Mike Wragg, property expert at Gerrards Cross-based law firm B P Collins LLP, says he expects a flurry of activity as soon as the festive period is over.

“If, over Christmas, you’re talking about investing in another property; either as a nest egg for the future, to earn rental income, or you simply want a holiday home; then our advice is to move quickly in order to save yourself a considerable amount of money,” says Mike.

“We’re already talking to clients who are concerned about how this will impact them and what a lot of people don’t realise is that the deadline applies to completion, rather than exchange, meaning it’s even more important not to delay.”

He has a number of concerns about how the new tax will impact on the market and says both the older generation and private landlords are most likely to feel the strain.

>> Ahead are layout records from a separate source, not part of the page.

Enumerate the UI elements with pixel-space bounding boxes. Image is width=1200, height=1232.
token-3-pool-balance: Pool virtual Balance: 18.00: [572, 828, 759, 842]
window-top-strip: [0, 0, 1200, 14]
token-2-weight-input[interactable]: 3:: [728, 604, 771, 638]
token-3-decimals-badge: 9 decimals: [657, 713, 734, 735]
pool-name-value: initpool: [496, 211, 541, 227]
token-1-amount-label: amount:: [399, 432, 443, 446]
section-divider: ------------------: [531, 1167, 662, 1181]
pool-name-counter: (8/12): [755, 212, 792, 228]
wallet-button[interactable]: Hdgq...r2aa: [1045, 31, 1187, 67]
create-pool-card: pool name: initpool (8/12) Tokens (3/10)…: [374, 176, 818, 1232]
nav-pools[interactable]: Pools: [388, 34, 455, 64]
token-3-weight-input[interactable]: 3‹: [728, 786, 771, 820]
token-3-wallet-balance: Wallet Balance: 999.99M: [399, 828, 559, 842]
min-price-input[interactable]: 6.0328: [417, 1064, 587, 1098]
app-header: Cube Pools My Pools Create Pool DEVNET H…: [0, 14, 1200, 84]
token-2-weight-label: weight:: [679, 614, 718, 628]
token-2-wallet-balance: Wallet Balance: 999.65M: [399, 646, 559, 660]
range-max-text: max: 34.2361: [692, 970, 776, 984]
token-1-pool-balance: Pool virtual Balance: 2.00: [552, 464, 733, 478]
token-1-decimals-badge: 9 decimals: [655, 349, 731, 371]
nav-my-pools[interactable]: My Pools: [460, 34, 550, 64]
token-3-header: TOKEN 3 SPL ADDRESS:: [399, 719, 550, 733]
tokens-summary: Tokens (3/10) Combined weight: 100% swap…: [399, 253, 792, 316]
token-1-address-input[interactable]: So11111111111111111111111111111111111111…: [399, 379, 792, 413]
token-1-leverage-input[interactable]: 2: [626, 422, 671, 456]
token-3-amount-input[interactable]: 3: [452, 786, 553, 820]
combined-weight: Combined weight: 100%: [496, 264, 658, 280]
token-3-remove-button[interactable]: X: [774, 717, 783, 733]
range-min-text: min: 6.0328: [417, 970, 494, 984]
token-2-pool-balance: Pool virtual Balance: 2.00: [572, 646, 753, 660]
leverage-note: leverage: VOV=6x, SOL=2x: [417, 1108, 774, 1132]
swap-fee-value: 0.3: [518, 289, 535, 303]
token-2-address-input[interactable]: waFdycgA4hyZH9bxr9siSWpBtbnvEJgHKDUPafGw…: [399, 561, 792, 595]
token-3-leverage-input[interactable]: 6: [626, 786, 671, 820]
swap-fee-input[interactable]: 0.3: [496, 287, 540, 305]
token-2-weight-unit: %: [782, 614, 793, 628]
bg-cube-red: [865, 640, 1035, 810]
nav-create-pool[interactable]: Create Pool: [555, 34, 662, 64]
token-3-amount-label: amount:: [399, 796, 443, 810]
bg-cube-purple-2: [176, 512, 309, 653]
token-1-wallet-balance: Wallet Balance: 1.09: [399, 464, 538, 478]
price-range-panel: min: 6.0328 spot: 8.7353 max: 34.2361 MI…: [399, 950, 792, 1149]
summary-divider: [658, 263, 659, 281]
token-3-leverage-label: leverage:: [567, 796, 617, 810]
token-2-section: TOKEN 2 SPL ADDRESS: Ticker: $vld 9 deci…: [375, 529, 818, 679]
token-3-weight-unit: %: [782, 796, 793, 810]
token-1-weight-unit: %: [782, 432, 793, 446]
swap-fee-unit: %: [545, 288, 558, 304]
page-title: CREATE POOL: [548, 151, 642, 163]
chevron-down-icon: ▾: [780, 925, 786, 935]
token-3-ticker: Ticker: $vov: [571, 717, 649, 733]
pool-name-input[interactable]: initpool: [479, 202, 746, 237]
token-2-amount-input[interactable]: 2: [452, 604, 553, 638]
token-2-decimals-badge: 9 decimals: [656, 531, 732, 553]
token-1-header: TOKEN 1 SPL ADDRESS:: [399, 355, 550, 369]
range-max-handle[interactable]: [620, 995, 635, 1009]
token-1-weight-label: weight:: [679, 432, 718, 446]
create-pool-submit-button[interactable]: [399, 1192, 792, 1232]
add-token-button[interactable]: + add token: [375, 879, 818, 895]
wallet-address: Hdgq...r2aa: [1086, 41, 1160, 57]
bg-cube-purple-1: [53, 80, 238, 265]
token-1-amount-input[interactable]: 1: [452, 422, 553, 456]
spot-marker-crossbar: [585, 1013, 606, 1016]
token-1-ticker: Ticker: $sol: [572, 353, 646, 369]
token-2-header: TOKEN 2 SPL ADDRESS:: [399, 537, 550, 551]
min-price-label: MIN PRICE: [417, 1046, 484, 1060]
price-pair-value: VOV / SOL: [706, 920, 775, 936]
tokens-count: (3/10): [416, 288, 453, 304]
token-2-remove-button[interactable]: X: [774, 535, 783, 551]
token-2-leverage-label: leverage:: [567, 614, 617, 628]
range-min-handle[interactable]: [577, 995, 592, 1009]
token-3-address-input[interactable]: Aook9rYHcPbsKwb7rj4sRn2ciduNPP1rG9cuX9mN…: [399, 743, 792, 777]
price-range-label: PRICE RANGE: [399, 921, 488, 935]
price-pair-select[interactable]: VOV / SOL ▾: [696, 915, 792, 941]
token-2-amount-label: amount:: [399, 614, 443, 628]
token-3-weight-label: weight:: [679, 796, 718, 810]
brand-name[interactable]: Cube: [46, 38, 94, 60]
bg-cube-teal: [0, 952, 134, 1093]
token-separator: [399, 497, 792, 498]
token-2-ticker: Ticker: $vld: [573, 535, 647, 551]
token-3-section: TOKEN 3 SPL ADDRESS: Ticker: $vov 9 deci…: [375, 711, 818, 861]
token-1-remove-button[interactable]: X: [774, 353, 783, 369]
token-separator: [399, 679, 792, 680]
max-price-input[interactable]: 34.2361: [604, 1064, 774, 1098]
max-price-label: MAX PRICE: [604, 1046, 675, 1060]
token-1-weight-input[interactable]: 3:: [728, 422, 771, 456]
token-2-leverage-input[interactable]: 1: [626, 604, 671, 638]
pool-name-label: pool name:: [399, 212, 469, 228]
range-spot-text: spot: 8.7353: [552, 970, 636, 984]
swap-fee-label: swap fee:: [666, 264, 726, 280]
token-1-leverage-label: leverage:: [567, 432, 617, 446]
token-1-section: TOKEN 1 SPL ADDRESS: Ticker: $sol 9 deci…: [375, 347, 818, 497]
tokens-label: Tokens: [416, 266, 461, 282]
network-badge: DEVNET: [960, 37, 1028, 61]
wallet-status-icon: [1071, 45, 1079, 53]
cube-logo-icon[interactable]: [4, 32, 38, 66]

“The older generation could be hit, especially if they are buying a new property in order to downsize or move closer to family, but have been unable to sell their existing home before purchasing the new one,” he said.

“On the face of what has been announced, the new property will effectively be treated as a second home and, as the full details of the plans have yet to be revealed, it’s not clear how or when they will have the chance to claim that money back once their first property is eventually sold.”

In addition, he believes the tax could put “ordinary people” off investing in property as a way of saving for the future, which in turn may lead to a shortage of rental properties with private landlords.

“The Chancellor says the idea is aimed at encouraging more owner occupiers, but given that the tax doesn’t apply to corporations or those who already have a property portfolio of more than 15 homes for rent, we may well end up seeing rental prices in that sector increase instead,” added Mike.

“It’s becoming harder and harder to become a buy-to-let landlord now, also not helped by the change of rules which has seen the removal of tax relief for landlords on mortgage interest payments.

“And, unlike stamp duty on your principal residence, where you don’t pay tax on the first £125,000 and figures are then calculated on a sliding scale, this new tax will apply to everything except the first £40,000 of the price, making it even more costly.”

Given that Gerrards Cross already has the most expensive postcode in Buckinghamshire, with average house prices of nearly £1 million, Mike says he also expects prices to continue to rise above the national average.

He concluded: “Outside the South East, the property market is more static but what’s happening in this area is that more foreign buyers are investing in London property, so other investors are looking further afield to buy in places such as Buckinghamshire.

“That’s having a knock-on effect for the local population who are finding it more and more difficult to get on the housing ladder.”